Have you ever smelled the sun? I asked this question of HR, and she looked
at me like I had lost my mind. How do
you smell the sun? I guess specifically
what I meant was getting a waft of someone right after they come inside from
being in the sun. When they have that
warm, fresh, almost earthy smell emanating off of their skin, and it makes them
seem so alive. They smell alive with
energy, with light, with potential. That
is how I imagine the sun smelling like…energy, light, potential…life.

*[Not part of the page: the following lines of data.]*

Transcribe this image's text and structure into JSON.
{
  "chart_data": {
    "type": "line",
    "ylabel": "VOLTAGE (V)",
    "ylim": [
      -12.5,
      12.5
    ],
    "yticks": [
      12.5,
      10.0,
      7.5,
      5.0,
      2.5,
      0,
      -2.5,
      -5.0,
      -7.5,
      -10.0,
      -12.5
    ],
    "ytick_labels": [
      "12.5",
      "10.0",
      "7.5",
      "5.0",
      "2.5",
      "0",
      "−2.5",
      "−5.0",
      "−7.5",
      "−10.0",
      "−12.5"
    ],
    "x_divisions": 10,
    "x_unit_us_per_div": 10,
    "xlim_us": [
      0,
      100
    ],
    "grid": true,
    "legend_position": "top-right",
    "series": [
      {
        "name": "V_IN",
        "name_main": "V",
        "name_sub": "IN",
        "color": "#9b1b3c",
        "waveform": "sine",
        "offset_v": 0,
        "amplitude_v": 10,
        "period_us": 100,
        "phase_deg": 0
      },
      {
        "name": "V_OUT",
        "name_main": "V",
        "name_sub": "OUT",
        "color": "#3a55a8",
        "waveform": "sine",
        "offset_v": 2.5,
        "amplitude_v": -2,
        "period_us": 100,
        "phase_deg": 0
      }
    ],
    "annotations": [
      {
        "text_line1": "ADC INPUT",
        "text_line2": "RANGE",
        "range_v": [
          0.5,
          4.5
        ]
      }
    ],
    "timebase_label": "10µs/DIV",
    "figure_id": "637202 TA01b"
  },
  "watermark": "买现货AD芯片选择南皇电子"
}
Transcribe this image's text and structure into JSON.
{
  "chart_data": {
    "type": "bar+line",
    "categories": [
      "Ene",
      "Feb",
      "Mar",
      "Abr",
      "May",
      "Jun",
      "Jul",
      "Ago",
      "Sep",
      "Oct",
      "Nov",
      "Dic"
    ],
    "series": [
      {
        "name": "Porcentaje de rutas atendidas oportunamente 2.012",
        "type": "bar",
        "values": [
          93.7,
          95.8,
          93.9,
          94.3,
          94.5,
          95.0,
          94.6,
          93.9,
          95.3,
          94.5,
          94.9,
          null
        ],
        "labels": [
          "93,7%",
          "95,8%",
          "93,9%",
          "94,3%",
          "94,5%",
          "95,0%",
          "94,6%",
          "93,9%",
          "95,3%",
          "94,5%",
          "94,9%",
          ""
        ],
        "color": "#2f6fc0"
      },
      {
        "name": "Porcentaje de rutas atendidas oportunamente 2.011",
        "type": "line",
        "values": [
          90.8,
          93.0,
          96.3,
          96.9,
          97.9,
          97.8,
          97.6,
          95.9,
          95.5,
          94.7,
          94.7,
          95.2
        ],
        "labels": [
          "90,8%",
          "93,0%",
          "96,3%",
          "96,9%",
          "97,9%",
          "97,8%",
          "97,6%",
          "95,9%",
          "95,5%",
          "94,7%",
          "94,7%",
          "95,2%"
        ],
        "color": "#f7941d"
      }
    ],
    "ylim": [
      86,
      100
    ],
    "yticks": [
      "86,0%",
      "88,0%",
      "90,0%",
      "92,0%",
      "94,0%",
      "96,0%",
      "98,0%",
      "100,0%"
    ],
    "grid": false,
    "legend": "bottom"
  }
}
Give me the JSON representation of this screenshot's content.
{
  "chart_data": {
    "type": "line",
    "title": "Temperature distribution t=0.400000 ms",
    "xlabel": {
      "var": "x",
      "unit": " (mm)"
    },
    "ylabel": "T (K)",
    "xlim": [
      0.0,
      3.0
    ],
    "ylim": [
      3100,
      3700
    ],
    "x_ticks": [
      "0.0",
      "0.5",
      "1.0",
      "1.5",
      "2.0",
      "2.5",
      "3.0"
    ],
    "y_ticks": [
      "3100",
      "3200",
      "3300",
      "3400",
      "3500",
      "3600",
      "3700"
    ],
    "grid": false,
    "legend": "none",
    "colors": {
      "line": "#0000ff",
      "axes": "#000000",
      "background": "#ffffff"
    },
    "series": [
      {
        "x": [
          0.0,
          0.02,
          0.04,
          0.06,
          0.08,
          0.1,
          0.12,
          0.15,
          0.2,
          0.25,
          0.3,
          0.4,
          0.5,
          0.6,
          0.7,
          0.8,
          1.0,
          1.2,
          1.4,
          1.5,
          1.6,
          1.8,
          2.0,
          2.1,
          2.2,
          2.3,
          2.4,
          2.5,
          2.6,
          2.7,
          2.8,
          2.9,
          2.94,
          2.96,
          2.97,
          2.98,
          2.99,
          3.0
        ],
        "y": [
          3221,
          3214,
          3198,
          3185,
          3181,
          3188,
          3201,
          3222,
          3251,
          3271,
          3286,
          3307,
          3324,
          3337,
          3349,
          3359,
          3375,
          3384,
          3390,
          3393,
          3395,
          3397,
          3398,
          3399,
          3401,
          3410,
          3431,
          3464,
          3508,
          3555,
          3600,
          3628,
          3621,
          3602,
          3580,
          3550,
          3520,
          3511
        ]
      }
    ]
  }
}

Kate Kershner wrote about this on the website “How Stuff Works,” and she said that what we’re really doing is associating a smell with
an object. So, whenever we smell that
smell, our mind is telling us that that is that object. The problem with this is that it becomes
subjective and different from one person to the next. Whereas I associate the smell of the sun to
warm, fresh, earthy smells; someone else might think of fresh laundry, or the beach,
or rain even.
She goes on to say that we can’t possible know if the sun
has a smell, because we can’t get close enough to sniff it. So, what we’re really smelling is the
air. And according to one research
study, air warmed by the sun actually smells differently than cooler air. This is because molecules that carry scents
are moving faster and more freely in warmer air, so we perceive more of them. So, I guess I’m not so crazy after all. I am smelling the warmed air on someone’s
skin being carried in their wake as they come in from the sun.